College-preparedness programs here are working to engage students but need to be expanded, according to a new study that gives voice to those most affected by the issue – Rhode Island students from families with low incomes.
Rhode Island Kids Count in December released Improving College Access and Success, a report summarizing a series of focus groups conducted with Providence high school students that asked what support they need to complete the college-application process.
“There is such an illumination of the real issues when you talk to young people who right now, at this moment, are the youth we are talking about,” said Elizabeth Burke Bryant, executive director of Rhode Island Kids Count.
Kids Count, a children’s policy and advocacy organization, partnered last May with Young Voices, a nonprofit that strives to give youth a voice in policy reform, to conduct the focus groups.
More than 60 Providence youths who participate in Young Voices’ year-round Leadership Transformation Academy, which prepares them to push for education policy change at local and state levels, took part in five focus groups.

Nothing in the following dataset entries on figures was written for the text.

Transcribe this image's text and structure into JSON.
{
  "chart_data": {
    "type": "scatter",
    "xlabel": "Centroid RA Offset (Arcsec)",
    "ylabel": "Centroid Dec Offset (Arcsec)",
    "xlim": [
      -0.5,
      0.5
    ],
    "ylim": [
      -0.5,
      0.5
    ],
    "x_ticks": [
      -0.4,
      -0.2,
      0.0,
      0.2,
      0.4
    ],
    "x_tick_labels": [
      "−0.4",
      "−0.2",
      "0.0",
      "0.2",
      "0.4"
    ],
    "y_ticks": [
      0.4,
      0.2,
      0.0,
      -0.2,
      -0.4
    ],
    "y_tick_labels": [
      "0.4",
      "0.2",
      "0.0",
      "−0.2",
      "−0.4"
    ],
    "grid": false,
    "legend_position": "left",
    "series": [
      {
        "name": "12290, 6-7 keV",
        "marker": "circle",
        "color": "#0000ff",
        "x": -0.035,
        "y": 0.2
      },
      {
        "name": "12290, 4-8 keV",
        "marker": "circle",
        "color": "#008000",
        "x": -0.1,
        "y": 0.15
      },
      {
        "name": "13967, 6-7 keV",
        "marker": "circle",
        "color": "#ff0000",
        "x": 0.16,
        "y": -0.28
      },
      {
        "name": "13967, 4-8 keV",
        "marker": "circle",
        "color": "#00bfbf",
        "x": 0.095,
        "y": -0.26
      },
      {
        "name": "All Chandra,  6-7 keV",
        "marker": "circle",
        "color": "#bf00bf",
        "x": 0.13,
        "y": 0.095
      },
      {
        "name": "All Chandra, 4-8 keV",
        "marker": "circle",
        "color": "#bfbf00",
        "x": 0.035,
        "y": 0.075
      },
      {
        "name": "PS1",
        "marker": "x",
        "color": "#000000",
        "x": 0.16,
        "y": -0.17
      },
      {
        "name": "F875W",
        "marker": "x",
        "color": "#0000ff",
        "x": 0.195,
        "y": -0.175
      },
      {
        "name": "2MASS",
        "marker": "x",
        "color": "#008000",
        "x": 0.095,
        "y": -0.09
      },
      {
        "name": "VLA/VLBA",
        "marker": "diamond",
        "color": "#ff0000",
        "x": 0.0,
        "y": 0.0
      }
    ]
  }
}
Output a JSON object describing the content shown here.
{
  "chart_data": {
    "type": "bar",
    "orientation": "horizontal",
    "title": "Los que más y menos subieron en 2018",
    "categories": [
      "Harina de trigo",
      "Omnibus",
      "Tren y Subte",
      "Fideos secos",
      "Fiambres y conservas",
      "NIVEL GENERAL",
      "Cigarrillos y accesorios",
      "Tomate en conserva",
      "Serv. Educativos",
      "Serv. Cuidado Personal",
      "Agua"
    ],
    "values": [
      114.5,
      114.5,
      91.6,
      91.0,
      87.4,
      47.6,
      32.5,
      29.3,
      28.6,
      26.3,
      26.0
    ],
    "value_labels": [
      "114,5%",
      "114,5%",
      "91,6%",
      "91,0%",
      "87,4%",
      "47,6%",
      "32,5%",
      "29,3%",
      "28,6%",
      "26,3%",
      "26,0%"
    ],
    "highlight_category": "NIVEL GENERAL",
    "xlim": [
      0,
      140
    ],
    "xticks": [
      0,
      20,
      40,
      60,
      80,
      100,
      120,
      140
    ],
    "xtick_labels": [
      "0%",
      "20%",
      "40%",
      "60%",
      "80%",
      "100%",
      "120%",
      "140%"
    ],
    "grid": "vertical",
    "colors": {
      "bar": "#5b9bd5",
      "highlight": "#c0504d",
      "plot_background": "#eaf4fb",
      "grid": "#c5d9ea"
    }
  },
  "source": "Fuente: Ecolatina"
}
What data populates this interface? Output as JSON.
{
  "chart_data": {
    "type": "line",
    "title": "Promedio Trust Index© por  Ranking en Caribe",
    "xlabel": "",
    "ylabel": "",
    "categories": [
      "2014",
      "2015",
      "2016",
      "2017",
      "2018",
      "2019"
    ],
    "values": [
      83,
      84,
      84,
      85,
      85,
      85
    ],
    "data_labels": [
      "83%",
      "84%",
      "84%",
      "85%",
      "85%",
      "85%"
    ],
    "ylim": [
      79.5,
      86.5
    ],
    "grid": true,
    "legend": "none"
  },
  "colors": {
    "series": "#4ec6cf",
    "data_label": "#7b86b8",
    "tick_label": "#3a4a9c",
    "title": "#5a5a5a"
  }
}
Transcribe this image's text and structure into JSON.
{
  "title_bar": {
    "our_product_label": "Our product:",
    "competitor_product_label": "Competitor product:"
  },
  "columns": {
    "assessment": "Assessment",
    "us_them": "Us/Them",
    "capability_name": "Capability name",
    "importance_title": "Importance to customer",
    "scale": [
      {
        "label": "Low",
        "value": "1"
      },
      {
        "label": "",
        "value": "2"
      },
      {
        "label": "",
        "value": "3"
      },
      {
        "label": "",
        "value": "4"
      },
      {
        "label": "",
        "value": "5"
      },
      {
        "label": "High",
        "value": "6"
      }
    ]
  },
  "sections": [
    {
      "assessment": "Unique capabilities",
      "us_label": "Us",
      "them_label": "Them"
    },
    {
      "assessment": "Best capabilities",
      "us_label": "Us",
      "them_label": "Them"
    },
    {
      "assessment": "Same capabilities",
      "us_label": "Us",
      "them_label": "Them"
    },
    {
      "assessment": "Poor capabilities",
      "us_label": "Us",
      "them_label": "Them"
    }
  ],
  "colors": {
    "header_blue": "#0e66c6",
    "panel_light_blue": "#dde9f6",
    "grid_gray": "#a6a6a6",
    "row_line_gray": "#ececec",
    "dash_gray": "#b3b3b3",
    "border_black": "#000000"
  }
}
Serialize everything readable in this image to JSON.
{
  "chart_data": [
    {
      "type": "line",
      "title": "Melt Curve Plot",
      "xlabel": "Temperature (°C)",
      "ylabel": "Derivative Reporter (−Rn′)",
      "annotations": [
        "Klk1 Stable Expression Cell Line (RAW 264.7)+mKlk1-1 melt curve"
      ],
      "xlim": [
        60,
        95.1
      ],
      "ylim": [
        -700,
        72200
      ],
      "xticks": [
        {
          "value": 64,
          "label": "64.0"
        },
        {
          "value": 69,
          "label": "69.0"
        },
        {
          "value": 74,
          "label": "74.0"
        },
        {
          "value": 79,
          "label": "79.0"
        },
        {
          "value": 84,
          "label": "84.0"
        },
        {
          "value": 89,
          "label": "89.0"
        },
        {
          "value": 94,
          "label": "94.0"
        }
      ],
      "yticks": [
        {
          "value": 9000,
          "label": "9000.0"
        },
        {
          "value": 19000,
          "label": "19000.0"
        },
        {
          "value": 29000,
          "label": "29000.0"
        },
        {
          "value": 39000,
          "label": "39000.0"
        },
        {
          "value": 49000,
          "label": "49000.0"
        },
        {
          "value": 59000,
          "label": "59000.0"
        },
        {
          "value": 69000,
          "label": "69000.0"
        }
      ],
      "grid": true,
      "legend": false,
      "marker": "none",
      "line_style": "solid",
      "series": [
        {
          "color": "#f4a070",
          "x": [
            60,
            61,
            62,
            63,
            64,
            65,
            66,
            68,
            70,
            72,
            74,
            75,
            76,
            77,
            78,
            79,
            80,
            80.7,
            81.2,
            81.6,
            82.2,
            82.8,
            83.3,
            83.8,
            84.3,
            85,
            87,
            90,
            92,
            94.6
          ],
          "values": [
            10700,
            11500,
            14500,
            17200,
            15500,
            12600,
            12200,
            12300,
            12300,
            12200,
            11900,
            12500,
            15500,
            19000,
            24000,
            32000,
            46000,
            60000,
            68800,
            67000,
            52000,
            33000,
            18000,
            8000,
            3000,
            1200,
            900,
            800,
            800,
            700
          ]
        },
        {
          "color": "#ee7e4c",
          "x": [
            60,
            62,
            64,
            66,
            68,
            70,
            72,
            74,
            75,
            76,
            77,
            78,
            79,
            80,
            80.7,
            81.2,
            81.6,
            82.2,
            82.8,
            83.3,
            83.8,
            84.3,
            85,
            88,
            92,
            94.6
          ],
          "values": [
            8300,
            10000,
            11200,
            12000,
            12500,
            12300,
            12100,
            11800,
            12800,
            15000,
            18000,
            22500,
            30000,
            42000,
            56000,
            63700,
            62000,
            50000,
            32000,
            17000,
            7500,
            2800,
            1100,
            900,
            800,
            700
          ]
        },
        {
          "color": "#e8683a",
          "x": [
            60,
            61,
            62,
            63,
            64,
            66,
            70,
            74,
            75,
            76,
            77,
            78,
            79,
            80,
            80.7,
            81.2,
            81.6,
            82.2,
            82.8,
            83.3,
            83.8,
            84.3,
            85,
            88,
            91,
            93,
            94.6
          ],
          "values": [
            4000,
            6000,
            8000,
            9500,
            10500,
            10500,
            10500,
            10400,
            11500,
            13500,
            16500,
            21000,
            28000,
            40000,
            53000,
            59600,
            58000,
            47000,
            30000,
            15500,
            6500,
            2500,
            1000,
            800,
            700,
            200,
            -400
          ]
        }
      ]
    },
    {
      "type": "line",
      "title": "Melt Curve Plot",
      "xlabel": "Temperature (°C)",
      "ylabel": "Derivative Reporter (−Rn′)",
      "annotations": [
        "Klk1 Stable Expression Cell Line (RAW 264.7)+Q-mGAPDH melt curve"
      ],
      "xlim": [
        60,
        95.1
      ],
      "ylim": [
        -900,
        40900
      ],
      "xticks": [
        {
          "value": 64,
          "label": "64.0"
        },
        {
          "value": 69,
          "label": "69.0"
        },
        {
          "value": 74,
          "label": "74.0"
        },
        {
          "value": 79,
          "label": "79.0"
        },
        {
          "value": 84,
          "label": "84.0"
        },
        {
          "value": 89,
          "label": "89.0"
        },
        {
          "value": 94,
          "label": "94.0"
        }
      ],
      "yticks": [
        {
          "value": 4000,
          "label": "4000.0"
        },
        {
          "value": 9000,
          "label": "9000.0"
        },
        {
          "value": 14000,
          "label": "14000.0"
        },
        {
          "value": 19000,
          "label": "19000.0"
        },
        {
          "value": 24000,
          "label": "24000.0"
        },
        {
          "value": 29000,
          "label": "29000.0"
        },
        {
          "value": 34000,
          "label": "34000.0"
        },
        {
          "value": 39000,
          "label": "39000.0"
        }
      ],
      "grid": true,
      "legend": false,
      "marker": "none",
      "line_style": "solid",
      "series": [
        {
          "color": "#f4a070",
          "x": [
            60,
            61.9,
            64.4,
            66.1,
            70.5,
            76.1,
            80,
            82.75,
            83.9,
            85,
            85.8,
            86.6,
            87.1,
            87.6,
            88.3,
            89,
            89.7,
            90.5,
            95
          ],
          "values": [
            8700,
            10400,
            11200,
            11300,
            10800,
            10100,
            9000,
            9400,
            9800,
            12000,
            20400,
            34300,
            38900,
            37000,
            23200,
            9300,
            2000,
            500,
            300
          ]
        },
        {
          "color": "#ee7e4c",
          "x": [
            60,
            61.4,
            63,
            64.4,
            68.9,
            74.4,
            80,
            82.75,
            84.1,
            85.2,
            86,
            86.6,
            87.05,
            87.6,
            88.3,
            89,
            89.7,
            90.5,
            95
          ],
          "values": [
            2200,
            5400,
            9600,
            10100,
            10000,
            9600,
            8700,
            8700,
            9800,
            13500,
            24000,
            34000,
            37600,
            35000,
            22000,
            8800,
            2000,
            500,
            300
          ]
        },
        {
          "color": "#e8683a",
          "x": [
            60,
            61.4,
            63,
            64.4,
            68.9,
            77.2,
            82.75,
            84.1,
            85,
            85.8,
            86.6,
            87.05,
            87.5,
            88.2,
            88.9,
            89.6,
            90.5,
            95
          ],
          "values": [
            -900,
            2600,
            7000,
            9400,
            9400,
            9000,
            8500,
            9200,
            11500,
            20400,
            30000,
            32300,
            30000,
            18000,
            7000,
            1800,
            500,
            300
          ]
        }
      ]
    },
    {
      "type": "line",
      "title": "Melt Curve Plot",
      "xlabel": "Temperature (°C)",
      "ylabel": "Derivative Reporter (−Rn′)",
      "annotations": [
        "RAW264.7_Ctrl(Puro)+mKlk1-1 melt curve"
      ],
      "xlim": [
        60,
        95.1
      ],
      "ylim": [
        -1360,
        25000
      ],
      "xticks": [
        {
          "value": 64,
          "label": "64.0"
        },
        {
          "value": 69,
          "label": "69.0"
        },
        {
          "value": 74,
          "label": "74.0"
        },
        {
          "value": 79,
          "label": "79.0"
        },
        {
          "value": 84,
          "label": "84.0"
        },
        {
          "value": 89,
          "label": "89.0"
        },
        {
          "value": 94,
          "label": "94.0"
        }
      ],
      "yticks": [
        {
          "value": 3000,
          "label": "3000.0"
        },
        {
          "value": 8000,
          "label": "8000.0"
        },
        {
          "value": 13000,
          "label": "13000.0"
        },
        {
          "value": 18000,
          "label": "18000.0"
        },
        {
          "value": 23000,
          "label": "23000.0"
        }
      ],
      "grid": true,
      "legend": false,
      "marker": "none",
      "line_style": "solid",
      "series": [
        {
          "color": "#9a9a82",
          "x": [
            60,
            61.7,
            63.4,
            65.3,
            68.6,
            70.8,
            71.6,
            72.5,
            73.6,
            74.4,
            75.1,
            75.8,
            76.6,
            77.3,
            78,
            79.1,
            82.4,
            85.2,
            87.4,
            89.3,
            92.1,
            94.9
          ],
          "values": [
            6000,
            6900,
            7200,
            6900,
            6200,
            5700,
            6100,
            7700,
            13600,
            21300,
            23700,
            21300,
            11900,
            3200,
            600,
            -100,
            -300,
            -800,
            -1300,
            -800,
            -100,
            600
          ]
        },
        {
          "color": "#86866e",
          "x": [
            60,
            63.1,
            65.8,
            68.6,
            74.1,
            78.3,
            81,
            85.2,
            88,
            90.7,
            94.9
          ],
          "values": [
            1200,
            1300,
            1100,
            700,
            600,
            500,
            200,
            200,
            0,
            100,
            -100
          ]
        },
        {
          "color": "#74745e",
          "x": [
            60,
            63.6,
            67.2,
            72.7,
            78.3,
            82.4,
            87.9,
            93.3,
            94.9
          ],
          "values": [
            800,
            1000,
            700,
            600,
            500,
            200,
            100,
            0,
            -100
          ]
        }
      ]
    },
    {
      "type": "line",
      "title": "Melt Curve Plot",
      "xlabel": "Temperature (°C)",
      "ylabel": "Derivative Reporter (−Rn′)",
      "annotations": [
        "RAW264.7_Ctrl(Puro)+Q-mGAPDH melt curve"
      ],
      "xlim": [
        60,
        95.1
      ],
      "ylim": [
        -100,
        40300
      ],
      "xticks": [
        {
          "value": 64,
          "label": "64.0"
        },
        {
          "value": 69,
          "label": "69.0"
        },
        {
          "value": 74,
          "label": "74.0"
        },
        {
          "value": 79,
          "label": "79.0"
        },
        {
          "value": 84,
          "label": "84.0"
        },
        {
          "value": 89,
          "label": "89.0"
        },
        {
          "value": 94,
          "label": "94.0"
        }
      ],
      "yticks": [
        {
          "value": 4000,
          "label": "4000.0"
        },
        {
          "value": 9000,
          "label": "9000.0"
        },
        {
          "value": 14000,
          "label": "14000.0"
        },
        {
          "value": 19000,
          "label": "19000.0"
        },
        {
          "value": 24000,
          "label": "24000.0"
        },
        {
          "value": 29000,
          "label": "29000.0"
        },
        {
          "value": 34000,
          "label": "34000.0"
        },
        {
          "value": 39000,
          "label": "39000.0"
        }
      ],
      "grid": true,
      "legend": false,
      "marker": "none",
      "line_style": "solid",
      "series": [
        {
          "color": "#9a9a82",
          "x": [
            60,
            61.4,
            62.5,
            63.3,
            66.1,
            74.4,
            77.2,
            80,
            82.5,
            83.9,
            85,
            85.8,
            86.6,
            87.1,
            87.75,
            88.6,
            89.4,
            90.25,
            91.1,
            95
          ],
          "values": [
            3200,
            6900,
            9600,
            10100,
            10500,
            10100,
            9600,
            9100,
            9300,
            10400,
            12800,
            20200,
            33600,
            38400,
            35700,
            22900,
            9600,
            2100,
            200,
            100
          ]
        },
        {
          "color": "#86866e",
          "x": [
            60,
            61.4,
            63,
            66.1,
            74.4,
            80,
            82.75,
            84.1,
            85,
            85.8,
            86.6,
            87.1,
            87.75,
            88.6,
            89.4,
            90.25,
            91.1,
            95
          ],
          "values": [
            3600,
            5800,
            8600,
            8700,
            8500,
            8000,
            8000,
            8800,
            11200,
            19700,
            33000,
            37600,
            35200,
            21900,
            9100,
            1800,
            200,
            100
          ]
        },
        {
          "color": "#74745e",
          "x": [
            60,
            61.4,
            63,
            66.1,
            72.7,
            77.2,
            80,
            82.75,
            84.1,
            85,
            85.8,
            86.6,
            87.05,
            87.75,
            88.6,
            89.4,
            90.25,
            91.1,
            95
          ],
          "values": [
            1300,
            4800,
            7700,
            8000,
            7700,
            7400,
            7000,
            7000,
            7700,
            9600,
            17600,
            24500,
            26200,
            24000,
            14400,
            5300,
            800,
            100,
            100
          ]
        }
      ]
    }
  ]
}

“A lot of times [adults and leaders] make policies and programs for young people without talking to them and just think we know best,” said Karen Feldman, executive director of Young Voices. “We say we know better but we really don’t.”
The students were asked to comment on how schools and community agencies in Providence were handling encouraging youths to go to college, helping them to identify schools to apply to and helping them and their parents with the application process.
The focus groups included students in ninth through 12th grade. Seventy-five percent of the students attended a Providence public high school and the remainder attended a charter school located in Providence.